Demons merely borrowed the authority to amend it, but they could never change the foundation of its law.
That meant every contract was unique. No matter how many times a human bargained with the same demon, the pact would always manifest on the same piece of parchment.
So — burn the parchment, and the contract would be nullified. Even a demon couldn't stop it.
This clause once existed openly on every infernal contract… until demons learned to hide it.
That was why Valakh had been so stunned. Not even he expected a human to know such a secret.
But Gideon knew — thanks to the Codex, a forbidden Church text detailing rituals, pacts, and their hidden loopholes.
Of course, he had no intention of sharing that with Valakh.
"The details don't matter," Gideon said. "If we work together, you'll get your revenge and your holy water."
His tone was calm — almost too calm, like the whisper of a devil wearing a priest's smile.
"And I'll finish my mission. Everyone wins."
Valakh's eyes flickered with temptation. Of course, what truly drew him wasn't vengeance — it was the holy water.
"And why," the demon purred, "should I trust you?"
Gideon shrugged.
"Because the enemy of your enemy… is your friend."
Valakh tilted his head, savoring the phrase. Then a grin spread across his lips.
"Fine. Six bottles."
"Two," Gideon countered, "I need the rest for protection."
"Three — or the deal's off."
"Deal."
The demon smirked.
"You really are from the Church?"
Gideon didn't answer — he didn't have to.
Now...
Valakh caught the bottle in one clawed hand, humming under his breath. He poured the water over the crow idol.
The effect was immediate.
The demonic miasma clinging to the statue's surface dissolved, hissing away in streaks of black smoke.
Both demons — Marbas and Valakh — were weakened by the holy purification.
But Valakh, driven by his unique appetite for divine pain, grew stronger instead — his will pressing harder against Marbas's, tipping the balance.
A swirl of energy peeled away from the statue, drifting toward a bottle on the ground — the same one Gideon had thrown earlier.
Valakh's greedy gaze followed it.
"That one wasn't part of our deal," he muttered, popping the cork and raising it to his lips.
Gideon narrowed his eyes slightly.
Demons. Never fully trustworthy.
Valakh downed the contents in one gulp — then his expression contorted.
"Damn it! One-year holy water!?"
He glared at Gideon, who merely looked back, calm as stone.
From the very beginning, Gideon had never intended to waste a high-grade relic.
Using a top-tier holy water here wouldn't guarantee Marbas's destruction — but it would make Valakh think he had an endless supply. And that was dangerous.
Besides — with a turncoat demon on his side, why spend extra resources?

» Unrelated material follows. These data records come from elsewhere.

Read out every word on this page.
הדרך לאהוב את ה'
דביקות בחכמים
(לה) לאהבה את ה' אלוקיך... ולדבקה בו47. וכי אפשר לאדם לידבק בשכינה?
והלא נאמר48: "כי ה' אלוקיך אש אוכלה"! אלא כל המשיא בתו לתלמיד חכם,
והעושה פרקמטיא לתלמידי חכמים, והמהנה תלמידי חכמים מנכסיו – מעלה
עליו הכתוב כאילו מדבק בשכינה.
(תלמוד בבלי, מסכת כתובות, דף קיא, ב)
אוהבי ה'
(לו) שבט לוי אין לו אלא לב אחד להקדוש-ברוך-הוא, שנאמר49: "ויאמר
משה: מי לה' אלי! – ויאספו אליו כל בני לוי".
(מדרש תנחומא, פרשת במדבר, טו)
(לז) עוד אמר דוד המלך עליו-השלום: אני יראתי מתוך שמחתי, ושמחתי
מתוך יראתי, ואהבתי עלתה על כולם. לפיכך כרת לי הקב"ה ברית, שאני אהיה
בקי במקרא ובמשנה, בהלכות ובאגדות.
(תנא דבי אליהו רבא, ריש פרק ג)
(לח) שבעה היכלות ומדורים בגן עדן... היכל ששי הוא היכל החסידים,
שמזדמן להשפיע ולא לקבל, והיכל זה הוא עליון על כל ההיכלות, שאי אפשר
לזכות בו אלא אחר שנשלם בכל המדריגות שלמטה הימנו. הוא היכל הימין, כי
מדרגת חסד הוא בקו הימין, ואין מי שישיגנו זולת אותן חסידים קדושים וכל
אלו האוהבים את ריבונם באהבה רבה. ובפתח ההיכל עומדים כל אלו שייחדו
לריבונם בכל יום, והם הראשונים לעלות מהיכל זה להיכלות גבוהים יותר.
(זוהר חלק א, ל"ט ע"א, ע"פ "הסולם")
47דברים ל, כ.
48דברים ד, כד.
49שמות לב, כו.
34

Twenty-year holy water was priceless. Even with a dozen more bottles in his pack, he had no reason to squander one here.
They held each other's gaze for a few seconds — each silently thinking the same thing:
"What a cunning bastard."
With Valakh busy wrestling for control, Gideon could finally focus on the true objective — the contract.
Carlby, meanwhile, had regained consciousness. He stared at his own soul — the faint, ghostly reflection still chained to the crow idol — and froze.
"When the parchment burns," Gideon said, "grip the cross tightly, and pray with all your heart."
His voice carried a faint echo of a true missionary now.
"Only faith will shield you when the light descends."
Carlby clutched the cross to his chest and nodded, trembling.
As the winds howled and the two demons screamed in fury, Gideon drew out the Rite of Exorcism — its pages trembling between his fingers.
And beneath the raging heavens, the final battle of faith and infernal will was about to begin.